An enraptured audience stood applauding and whistling for five full minutes, without a curtain call or encore, following “Swanlights,” Antony and the Johnson’s performance at Radio City Music Hall Thursday night, commissioned by New York’s Museum of Modern Art. For some 90 minutes, Antony, his distinctive vocals complemented by a coordinated light show and evocative sets, delivered new arrangements (by Rob Moose, Nico Muhly and Maxim Moston) of songs selected from the course of his career.
Antony Hegarty (commonly known by his first name alone), having risen in the 1990s through a scrappy club scene in New York’s East Village, and been championed by luminaries like Lou Reed and Björk, has now achieved something of his own superstar status, as evidenced by this one-off performance to a nearly full house.
Self-defined as transgendered, Antony possesses a voice that famously challenges description. A species of contralto with tenor dips—neither definitively male nor female—it was robust enough on Thursday to best a 65-piece orchestra while retaining its tremulous delicacy. (Members of Antony’s own band—the Johnsons—were included among the players.) That tremulousness, perhaps his voice’s most distinctive feature, conveys a pitched emotionalism-expressing tearfulness and joy, longing and ecstatic dissolution. Antony’s voice is perfect for his over-the-top lyrics, which treat mortality, sado-masochistic love and environmental destruction. His singing easily maneuvers through the increasingly complex rhythms and melodies of some of his recent compositions.
With his ambiguous sexuality and otherworldly voice, Antony can be downright spooky. When, waving his arms as he sang, he ordered a ghost to “leap from my heart and find your way” and a snake to “shed your skin and go away” (in the song “Ghost”), one could believe the singer was actually seeing those apparitions. Repeatedly asking, “How long will dust wait?” (from “Dust”), he seemed to be interrogating the dead. Antony came of age in the era of AIDS and accelerating global warming, and his pressing concern is the fragility of life-and its preciousness (“living is a golden thing, it means everything,” he sang, in “Swanlight“).

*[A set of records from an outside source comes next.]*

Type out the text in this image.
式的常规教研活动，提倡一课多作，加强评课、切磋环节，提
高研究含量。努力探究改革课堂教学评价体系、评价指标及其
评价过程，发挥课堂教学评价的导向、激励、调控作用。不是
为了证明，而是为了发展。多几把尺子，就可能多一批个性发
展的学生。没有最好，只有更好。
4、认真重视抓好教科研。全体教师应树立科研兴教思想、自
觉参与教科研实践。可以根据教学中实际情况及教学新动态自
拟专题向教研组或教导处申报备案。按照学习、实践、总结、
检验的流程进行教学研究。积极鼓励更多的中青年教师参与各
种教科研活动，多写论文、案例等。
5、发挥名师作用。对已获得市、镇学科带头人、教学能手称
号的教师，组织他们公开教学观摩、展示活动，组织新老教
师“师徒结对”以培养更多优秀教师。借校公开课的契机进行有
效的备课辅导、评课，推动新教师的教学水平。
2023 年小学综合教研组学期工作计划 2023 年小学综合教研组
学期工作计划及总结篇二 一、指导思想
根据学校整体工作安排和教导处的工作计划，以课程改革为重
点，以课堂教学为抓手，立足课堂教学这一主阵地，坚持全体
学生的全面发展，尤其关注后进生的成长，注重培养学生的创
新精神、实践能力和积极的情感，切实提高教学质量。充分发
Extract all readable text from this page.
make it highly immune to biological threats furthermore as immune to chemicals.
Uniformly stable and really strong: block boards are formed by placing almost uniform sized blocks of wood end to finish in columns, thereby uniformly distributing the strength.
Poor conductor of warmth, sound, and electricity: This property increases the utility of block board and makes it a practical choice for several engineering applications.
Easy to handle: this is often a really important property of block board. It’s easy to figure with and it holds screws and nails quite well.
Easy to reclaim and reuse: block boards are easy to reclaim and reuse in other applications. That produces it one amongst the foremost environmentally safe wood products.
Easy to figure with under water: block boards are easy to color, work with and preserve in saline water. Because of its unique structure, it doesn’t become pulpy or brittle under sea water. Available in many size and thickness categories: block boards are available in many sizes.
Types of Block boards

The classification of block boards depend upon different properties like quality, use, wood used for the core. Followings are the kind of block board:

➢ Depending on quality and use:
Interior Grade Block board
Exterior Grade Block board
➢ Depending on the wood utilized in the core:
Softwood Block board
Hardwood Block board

Stepping up to the challenge of Antony’s shamanistic persona, Chris Levine, a light artist, and Paul Normandale, a lighting designer, created a spectacle of holograms and lasers that at times jumped the stage to embrace the entire theater, linking performer and audience. Antony first materialized as a barely visible mound in semi-darkness, surrounded by an eerie green halation. Over the course of the show, his form evolved into greater and greater brightness and full clarity. Sometimes vertical lasers formed a spinning cage around his body. (The bird theme was present from the start, in an unsettling prelude by dancer Johanna Constantine, costumed as what looked like a featherless baby bird, waving prosthetic wings as if trying to take flight.)
Hovering above Antony’s head was a giant crystal-like prop, the most dramatic element of Carl Robertshaw’s abstract sets. Its facets seemed to become translucent or opaque, tightly bound or fragmented, depending on the lighting effects passing over its surfaces. Further heightening the theme of progressive clarity, a series of scrims rose in succession, only at the end fully revealing the orchestra at the back of the stage. In one segment, Antony was shadowed by the silhouette of Moose, the conductor as well as one of the arrangers, an effective bit of choreography.
“Swanlights” evolved from an earlier performance, “The Crying Light,” mounted in 2009 at the Manchester Opera House. Last night’s show was organized by Klaus Biesenbach, chief curator at large of the Museum of Modern Art and director of MoMA PS1, with Eliza Ryan, an assistant curator at MoMA.